3. Ask About Sliding Scale or Payment Plans
Even with out-of-network coverage, some centers will reduce costs or offer flexible payment plans to make treatment more accessible.
4. Work with an Insurance Advocate
Some treatment centers have dedicated insurance advocates who help you navigate the paperwork and maximize your benefits.
Why Choose an Out-of-Network Rehab?
You might wonder—why go out-of-network at all? In some cases, the best fit for your needs or preferences might not be in-network. You might choose an out-of-network provider for reasons like:
- Specialized care for trauma, dual diagnosis, or LGBTQ+ communities
- A program that offers longer stays or holistic therapies
- Greater privacy or a smaller client-to-staff ratio
- Location closer to family or a preferred climate for healing
Choosing the right rehab—regardless of network status—can have a big impact on your recovery journey.

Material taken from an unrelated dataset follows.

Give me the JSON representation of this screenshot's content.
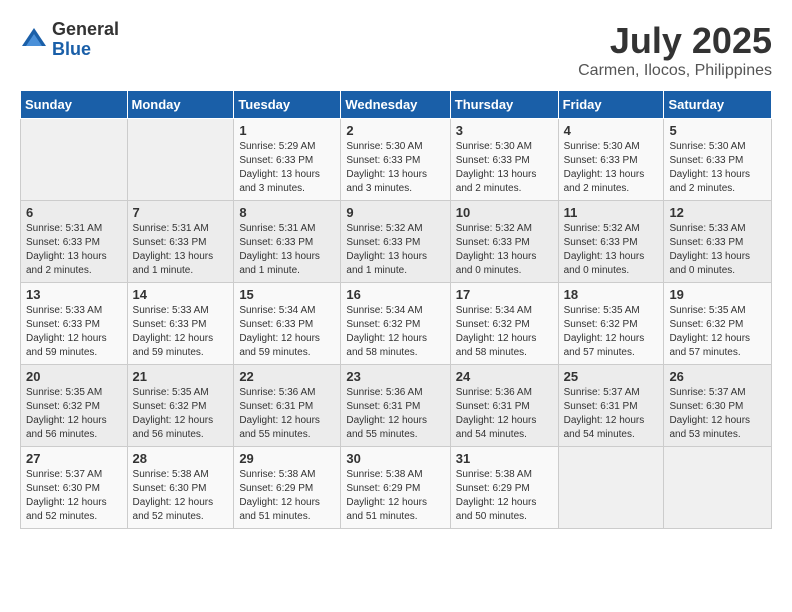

Don’t Let “Out-of-Network” Stop You from Getting Help
Addiction is a treatable condition. And while the insurance process can feel overwhelming, help is out there—from treatment centers, insurance advocates, and case managers who want to make care possible for you.
“Getting help is hard—but staying sick is harder. You are worth the effort, the paperwork, and the path to healing.”
If you’ve found a rehab center that feels right but it’s out-of-network, don’t walk away just yet. Many people enter recovery with out-of-network insurance, and you can too.
Your healing matters. Your recovery is valid. And your insurance can help cover the journey.